First Few Weeks with Microsoft Surface Pro 3

6 Jul

I have been using my same home computer more or less for over four years.  It is an HP system that I have upgraded the video card, case, and hard drive on over the years but it still dutifully plays every game that I throw at it.  I also got an iPad two years ago which helped offload some computer time however true to how the iPad has been derogatorily marketed it is just a consumption device.  I had been eyeing the Surface line of computers for some time and with the announcement of the Surface Pro 3 I was immediately online the night it was available to pre-order.


I got the i5 256 Gb model Surface Pro 3 as what I am looking to do with it is surf the web, do my social media updates, and perhaps most crucially play games like Diablo 3 while on the road for work.  I also got frustrated with all things Google, most recently the changes they made to Google Drive (now Google Sheets?).

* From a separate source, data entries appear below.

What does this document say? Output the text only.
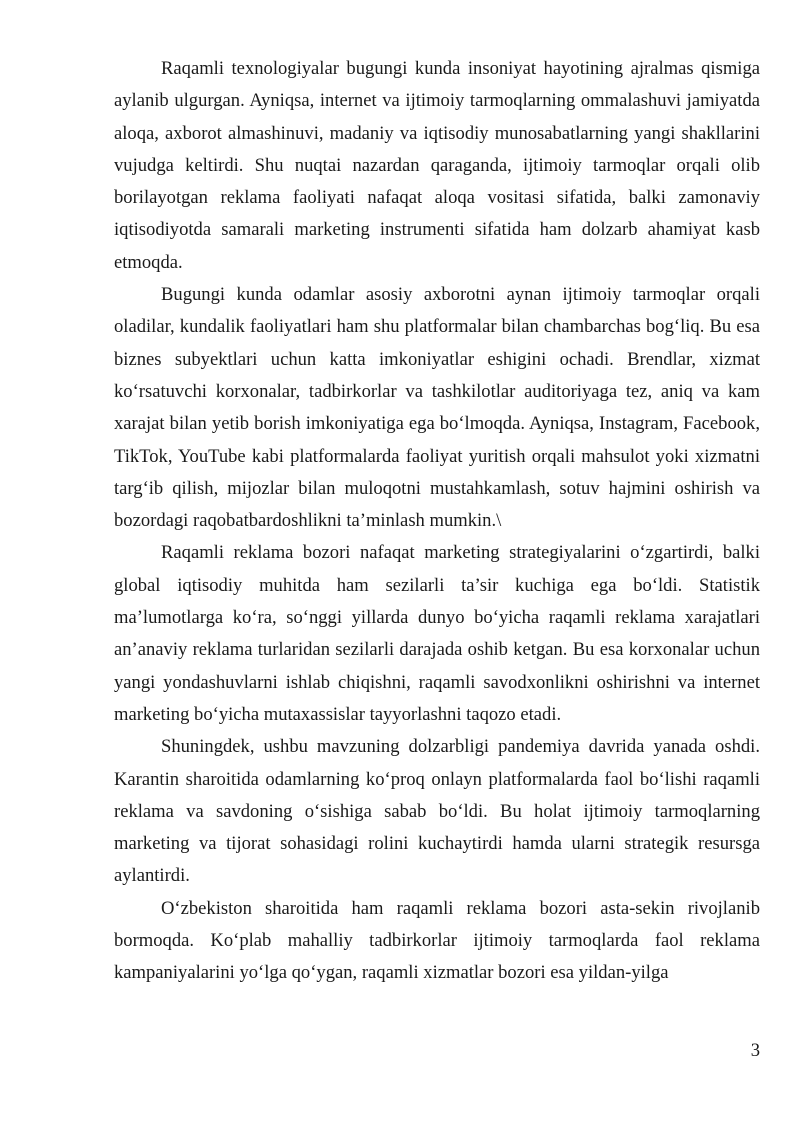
Raqamli texnologiyalar bugungi kunda insoniyat hayotining ajralmas qismiga aylanib ulgurgan. Ayniqsa, internet va ijtimoiy tarmoqlarning ommalashuvi jamiyatda aloqa, axborot almashinuvi, madaniy va iqtisodiy munosabatlarning yangi shakllarini vujudga keltirdi. Shu nuqtai nazardan qaraganda, ijtimoiy tarmoqlar orqali olib borilayotgan reklama faoliyati nafaqat aloqa vositasi sifatida, balki zamonaviy iqtisodiyotda samarali marketing instrumenti sifatida ham dolzarb ahamiyat kasb etmoqda.

Bugungi kunda odamlar asosiy axborotni aynan ijtimoiy tarmoqlar orqali oladilar, kundalik faoliyatlari ham shu platformalar bilan chambarchas bog‘liq. Bu esa biznes subyektlari uchun katta imkoniyatlar eshigini ochadi. Brendlar, xizmat ko‘rsatuvchi korxonalar, tadbirkorlar va tashkilotlar auditoriyaga tez, aniq va kam xarajat bilan yetib borish imkoniyatiga ega bo‘lmoqda. Ayniqsa, Instagram, Facebook, TikTok, YouTube kabi platformalarda faoliyat yuritish orqali mahsulot yoki xizmatni targ‘ib qilish, mijozlar bilan muloqotni mustahkamlash, sotuv hajmini oshirish va bozordagi raqobatbardoshlikni ta’minlash mumkin.\

Raqamli reklama bozori nafaqat marketing strategiyalarini o‘zgartirdi, balki global iqtisodiy muhitda ham sezilarli ta’sir kuchiga ega bo‘ldi. Statistik ma’lumotlarga ko‘ra, so‘nggi yillarda dunyo bo‘yicha raqamli reklama xarajatlari an’anaviy reklama turlaridan sezilarli darajada oshib ketgan. Bu esa korxonalar uchun yangi yondashuvlarni ishlab chiqishni, raqamli savodxonlikni oshirishni va internet marketing bo‘yicha mutaxassislar tayyorlashni taqozo etadi.

Shuningdek, ushbu mavzuning dolzarbligi pandemiya davrida yanada oshdi. Karantin sharoitida odamlarning ko‘proq onlayn platformalarda faol bo‘lishi raqamli reklama va savdoning o‘sishiga sabab bo‘ldi. Bu holat ijtimoiy tarmoqlarning marketing va tijorat sohasidagi rolini kuchaytirdi hamda ularni strategik resursga aylantirdi.

O‘zbekiston sharoitida ham raqamli reklama bozori asta-sekin rivojlanib bormoqda. Ko‘plab mahalliy tadbirkorlar ijtimoiy tarmoqlarda faol reklama kampaniyalarini yo‘lga qo‘ygan, raqamli xizmatlar bozori esa yildan-yilga

3
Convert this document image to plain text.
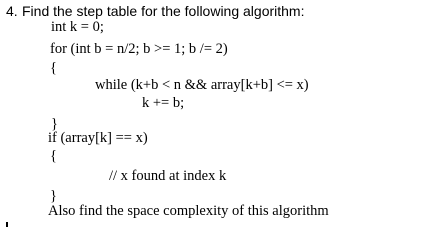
4. Find the step table for the following algorithm:
int k = 0;
for (int b = n/2; b >= 1; b /= 2)
{
while (k+b < n && array[k+b] <= x)
k += b;
}
if (array[k] == x)
{
// x found at index k
}
Also find the space complexity of this algorithm
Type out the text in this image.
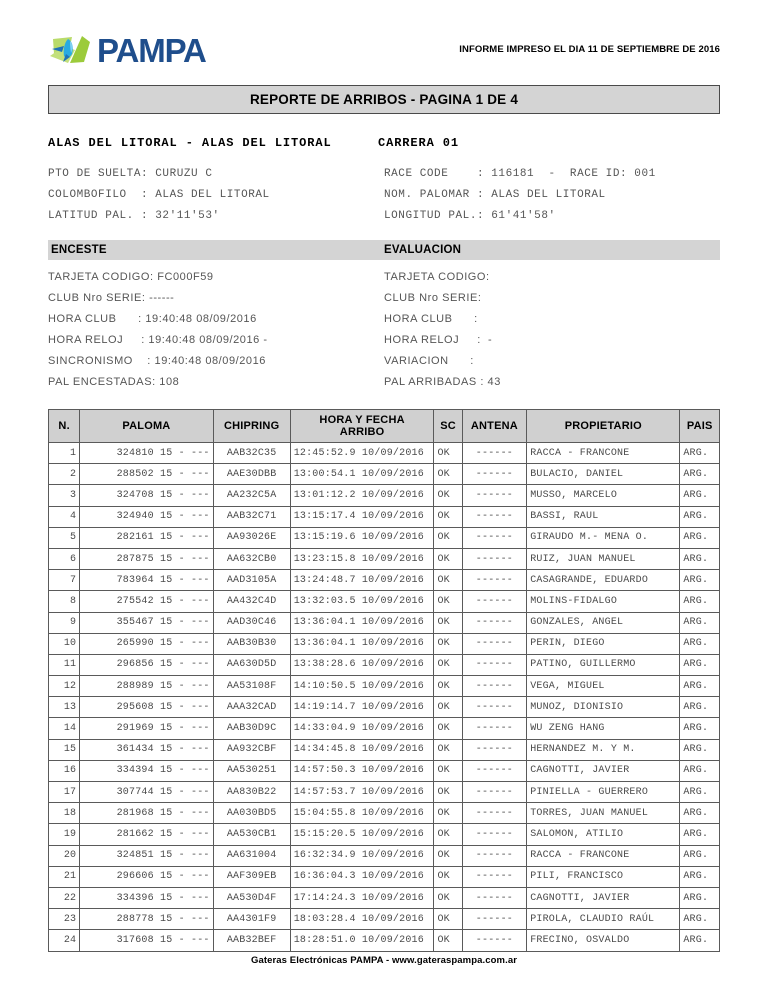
PAMPA	INFORME IMPRESO EL DIA 11 DE SEPTIEMBRE DE 2016
REPORTE DE ARRIBOS - PAGINA 1 DE 4
ALAS DEL LITORAL - ALAS DEL LITORAL	CARRERA 01
PTO DE SUELTA: CURUZU C
COLOMBOFILO  : ALAS DEL LITORAL
LATITUD PAL. : 32'11'53'
RACE CODE    : 116181  -  RACE ID: 001
NOM. PALOMAR : ALAS DEL LITORAL
LONGITUD PAL.: 61'41'58'
ENCESTE	EVALUACION
TARJETA CODIGO: FC000F59
CLUB Nro SERIE: ------
HORA CLUB      : 19:40:48 08/09/2016
HORA RELOJ     : 19:40:48 08/09/2016 -
SINCRONISMO    : 19:40:48 08/09/2016
PAL ENCESTADAS: 108
TARJETA CODIGO:
CLUB Nro SERIE:
HORA CLUB      :
HORA RELOJ     :  -
VARIACION      :
PAL ARRIBADAS : 43
N.	PALOMA	CHIPRING	HORA Y FECHA
ARRIBO	SC	ANTENA	PROPIETARIO	PAIS
1	324810 15 - ---	AAB32C35	12:45:52.9 10/09/2016	OK	------	RACCA - FRANCONE	ARG.
2	288502 15 - ---	AAE30DBB	13:00:54.1 10/09/2016	OK	------	BULACIO, DANIEL	ARG.
3	324708 15 - ---	AA232C5A	13:01:12.2 10/09/2016	OK	------	MUSSO, MARCELO	ARG.
4	324940 15 - ---	AAB32C71	13:15:17.4 10/09/2016	OK	------	BASSI, RAUL	ARG.
5	282161 15 - ---	AA93026E	13:15:19.6 10/09/2016	OK	------	GIRAUDO M.- MENA O.	ARG.
6	287875 15 - ---	AA632CB0	13:23:15.8 10/09/2016	OK	------	RUIZ, JUAN MANUEL	ARG.
7	783964 15 - ---	AAD3105A	13:24:48.7 10/09/2016	OK	------	CASAGRANDE, EDUARDO	ARG.
8	275542 15 - ---	AA432C4D	13:32:03.5 10/09/2016	OK	------	MOLINS-FIDALGO	ARG.
9	355467 15 - ---	AAD30C46	13:36:04.1 10/09/2016	OK	------	GONZALES, ANGEL	ARG.
10	265990 15 - ---	AAB30B30	13:36:04.1 10/09/2016	OK	------	PERIN, DIEGO	ARG.
11	296856 15 - ---	AA630D5D	13:38:28.6 10/09/2016	OK	------	PATINO, GUILLERMO	ARG.
12	288989 15 - ---	AA53108F	14:10:50.5 10/09/2016	OK	------	VEGA, MIGUEL	ARG.
13	295608 15 - ---	AAA32CAD	14:19:14.7 10/09/2016	OK	------	MUNOZ, DIONISIO	ARG.
14	291969 15 - ---	AAB30D9C	14:33:04.9 10/09/2016	OK	------	WU ZENG HANG	ARG.
15	361434 15 - ---	AA932CBF	14:34:45.8 10/09/2016	OK	------	HERNANDEZ M. Y M.	ARG.
16	334394 15 - ---	AA530251	14:57:50.3 10/09/2016	OK	------	CAGNOTTI, JAVIER	ARG.
17	307744 15 - ---	AA830B22	14:57:53.7 10/09/2016	OK	------	PINIELLA - GUERRERO	ARG.
18	281968 15 - ---	AA030BD5	15:04:55.8 10/09/2016	OK	------	TORRES, JUAN MANUEL	ARG.
19	281662 15 - ---	AA530CB1	15:15:20.5 10/09/2016	OK	------	SALOMON, ATILIO	ARG.
20	324851 15 - ---	AA631004	16:32:34.9 10/09/2016	OK	------	RACCA - FRANCONE	ARG.
21	296606 15 - ---	AAF309EB	16:36:04.3 10/09/2016	OK	------	PILI, FRANCISCO	ARG.
22	334396 15 - ---	AA530D4F	17:14:24.3 10/09/2016	OK	------	CAGNOTTI, JAVIER	ARG.
23	288778 15 - ---	AA4301F9	18:03:28.4 10/09/2016	OK	------	PIROLA, CLAUDIO RAÚL	ARG.
24	317608 15 - ---	AAB32BEF	18:28:51.0 10/09/2016	OK	------	FRECINO, OSVALDO	ARG.
Gateras Electrónicas PAMPA - www.gateraspampa.com.ar
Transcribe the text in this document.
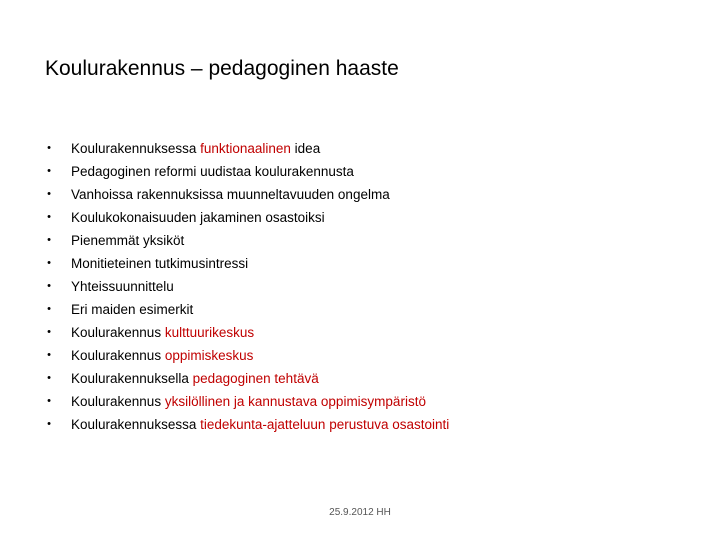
Koulurakennus – pedagoginen haaste
• Koulurakennuksessa funktionaalinen idea
• Pedagoginen reformi uudistaa koulurakennusta
• Vanhoissa rakennuksissa muunneltavuuden ongelma
• Koulukokonaisuuden jakaminen osastoiksi
• Pienemmät yksiköt
• Monitieteinen tutkimusintressi
• Yhteissuunnittelu
• Eri maiden esimerkit
• Koulurakennus kulttuurikeskus
• Koulurakennus oppimiskeskus
• Koulurakennuksella pedagoginen tehtävä
• Koulurakennus yksilöllinen ja kannustava oppimisympäristö
• Koulurakennuksessa tiedekunta-ajatteluun perustuva osastointi
25.9.2012 HH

The unit arrived right on time on June 20th along with the newest Type Cover keyboard/cover.  I have never used a Surface unit before so all the changes brought about to this model are alien to me — I can only talk about using this device (which I’m doing this blog update from).


The positives:

  • The screen.  First and foremost this screen is absolutely beautiful.  It is significantly better than my iPad with Retina Display.  The color and density of pixels are a thing to behold.  The fact that screen is also a touch screen is quite impressive.  I have to say that I use this unit 50% of the time as a laptop and 50% of the time as a tablet.  The Windows 8.1 UI makes a lot of sense as a tablet.  The problem is I think I’m in the rare minority of people who use a Windows device like a tablet.
  • The horsepower.  The computer has enough RAM, hard drive space, and a sufficiently good video display that I can play games on here.  Granted they are not at a crazy resolution but for the battery life and the form factor the fact that it works at all would be unthinkable just a few years ago.
  • The build quality.  iPad raised expectations all around the PC industry and I think the Surface is a direct response.  Microsoft has achieved success here in a major way.  The unit is solid and feels very well built in your hands.  It is very balanced despite all the hardware inside.  Of course the compromise here is the amount of space allocated to the battery (see below).

The neutrals:

  • The keyboard / Type Cover.  It is not as good as a dedicated keyboard on a laptop.  It is really good for what it is — a screen cover.  I find that I use the keyboard in a mode where it is flat against the table and not the slightly angled mode that it is capable of.  That said when the unit is on my lap the slightly angled mode actually makes more sense as it seems a bit more firm than when it is only connected at the base.  The touch pad on the Type Cover is probably the most frustrating aspect of the unit — it sometimes gets bumped when typing and once I had to reboot the unit as it wasn’t responding to “clicks”.
  • The battery life.  When I first got the unit I had the brightness cranked while playing Diablo 3 while I downloaded Battlefield 4 in the background.  This is a pretty harsh use case and I got about 2.5 hours out of the unit before it started warning me about battery life.  On one hand that is pretty good for all that I was throwing at it but on the other it is a lot less than I would get under any circumstances with an iPad.  Fair comparison?  Not really … but my expectations were elevated by the iPad.

The disappointments:

  • The fact that the Type Cover is sold separately is kind of silly – I wonder what percentage of Surface users across all models do not have a cover?  Why make them separate?  I guess because they come in different colors and styles … it’s just so necessary.
  • The Microsoft Store really needs to up its game.  The unit went on sale but the external power supplies were not even on line (with a “coming soon” option) until two weeks after I had the unit.  The docking station won’t be available until August.  This is less a comment on the unit itself and more frustration at how a company as big as Microsoft can stumble a bit at the launch of such a good product.
  • Lack of integrated LTE.  A computer without network access is basically useless in this day and age.  That a unit as portable as this is not even offered with built in connectivity in 2014 seems like a lack of foresight.  I’m sure it erodes battery life and increases up front cost — but people buying a Surface are not “value shoppers” in the first place — this is a premium product with the price to match.

I’ve gotten a subscription to Office 365 and Adobe Creative Cloud with the unit as I expect to use them a lot more.  The fact that I now have a solid version of OneNote and 1 Tb of online storage means that I am likely saying goodbye to Evernote and Mozy — saving me a few hundred dollars a year that I had not really planned on.

For people like me who are PC users at heart (and not a Mac convert nor a Mac native), this is a great device.  I’ve retired my iPad completely since its arrival and I expect that my usage will continue to go up over time.  If you don’t mind paying more for a very well built piece of hardware and work on the PC platform — this is the device for you.